Workers: Beware “Reformers” Bearing Gifts
by Lane Windham
(Below is my latest piece from The Hill's Congress Blog)
Anyone earning a paycheck these days knows good and well that the economy has changed. Call it the Uber or gig economy, call it subcontracting, call it part-time America. Even if we’ve been at the same job for 30 years, we watch nervously as our kids and their friends enter jobs in which a fair wage and employer-provided benefits are neither secure nor certain. The old laws that governed the workplace no longer seem to apply; a precarious work world is our new normal, and we’re not sure what it all means or where it’s headed.
Right-wing politicians and activists are quickly stepping into that space created by our own uncertainty, offering labor law “reforms” that purport to address the new economy. Yet people who work for a living should be wary of the giant horse that such proponents are so eager to roll through the new economy’s gates. In fact, many of these “reforms” have been around for more than 40 years, and have long been designed to shore up corporate power in the face of workers’ collective action.
On December 18 in The Hill, a former George H.W. Bush appointee to the National Labor Relations Board called for evaluating and renovating American labor law, arguing that the law is a “relic” that no longer serves. In fact, our nation’s central labor law does need multiple, urgent fixes. Part-time workers, temps, and people who work for sub-contractors find themselves excluded entirely from its protections, for example. So do the legions of “supervisors” who do little more than coordinate the assembly of hamburgers or pizzas.
Yet John Raudabaugh addresses none of these shortcomings. Rather, he focuses on the so-called “Employee Rights Act,” legislation sponsored by Sen. Orrin Hatch (R-Utah) that eerily mirrors elements of “The Employee Bill of Rights Act” of 1977. Decades ago, conservative Republicans like Hatch pushed this anti-union legislation that included a prohibition on employees and employers coming to their own agreement about a union, for example, absent a government-sponsored election. That’s a provision that has popped up yet again in Hatch’s “new” proposed law, and it could be particularly onerous to today’s workers who need all the flexible tools they can get to help them renegotiate their relationships with their employers. Extremists like Hatch have been at this game a long time. A young Orrin Hatch was the driving force in 1978 behind the 19-day Senate filibuster that blocked that decade’s common-sense labor reforms - - reforms that would have strengthened workers’ ability to organize and bargain in those crucial years when our economy first started to globalize.

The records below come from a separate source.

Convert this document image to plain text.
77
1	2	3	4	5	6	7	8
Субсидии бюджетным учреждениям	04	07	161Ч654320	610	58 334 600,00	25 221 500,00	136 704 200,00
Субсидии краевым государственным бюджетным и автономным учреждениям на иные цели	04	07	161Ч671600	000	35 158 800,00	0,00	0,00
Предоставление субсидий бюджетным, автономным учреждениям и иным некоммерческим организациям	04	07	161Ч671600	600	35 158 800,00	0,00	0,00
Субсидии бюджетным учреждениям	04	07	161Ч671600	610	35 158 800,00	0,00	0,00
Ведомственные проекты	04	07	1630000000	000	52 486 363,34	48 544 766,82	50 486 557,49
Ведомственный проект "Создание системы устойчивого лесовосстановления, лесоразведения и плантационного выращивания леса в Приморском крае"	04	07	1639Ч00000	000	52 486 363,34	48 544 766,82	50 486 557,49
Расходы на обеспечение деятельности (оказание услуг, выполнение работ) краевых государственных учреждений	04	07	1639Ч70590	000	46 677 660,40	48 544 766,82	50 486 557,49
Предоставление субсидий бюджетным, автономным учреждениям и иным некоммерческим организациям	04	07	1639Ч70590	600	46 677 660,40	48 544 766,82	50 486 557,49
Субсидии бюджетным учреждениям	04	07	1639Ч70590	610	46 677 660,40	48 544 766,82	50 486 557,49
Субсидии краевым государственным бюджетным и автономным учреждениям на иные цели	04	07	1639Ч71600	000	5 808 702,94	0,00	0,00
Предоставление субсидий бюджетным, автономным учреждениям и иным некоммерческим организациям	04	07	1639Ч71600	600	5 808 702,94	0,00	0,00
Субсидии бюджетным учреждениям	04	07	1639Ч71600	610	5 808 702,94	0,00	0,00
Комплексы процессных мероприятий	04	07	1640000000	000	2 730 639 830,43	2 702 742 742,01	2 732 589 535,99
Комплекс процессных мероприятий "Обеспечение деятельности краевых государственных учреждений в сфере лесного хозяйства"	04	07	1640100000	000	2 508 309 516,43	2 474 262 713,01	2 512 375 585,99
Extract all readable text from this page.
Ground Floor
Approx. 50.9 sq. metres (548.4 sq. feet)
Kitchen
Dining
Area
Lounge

Raudabaugh also laments the National Labor Relations Board’s recent efforts to make labor law serve today’s workplaces, such as by holding franchises more accountable as employers or allowing smaller units of workers to form unions at big workplaces. Both laudable fixes give would give workers more bargaining power, and that’s what right-wing ideologues fear the most.
The U.S.’s central 21st-century workplace challenge is to build new rules that match the economy’s latest iteration, yet that do not put all of the uncertainty on to working people’s backs. Our nation is currently having a much-needed debate about just how to do that. Labor leaders, Silicon Valley start-ups and foundations have all been jumping into the fray, offering ideas to give workers more portable benefits, to reclassify on-demand workers, or for a $15 national minimum wage. These proposals are neither perfect nor comprehensive, but they are a good start. They deserve a central place in the presidential campaigns, for instance.
What America’s workers do not need, however, is a warmed-over, 40-year-old right-wing agenda that is meant to gut workers’ unions. Enough of that. It’s time to move on, and build a 21st economy that works for everyone.
Lane Windham, Ph.D., is a labor and working-class historian and post-doctoral scholar with The Pennsylvania State University’s Center for Global Workers’ Rights.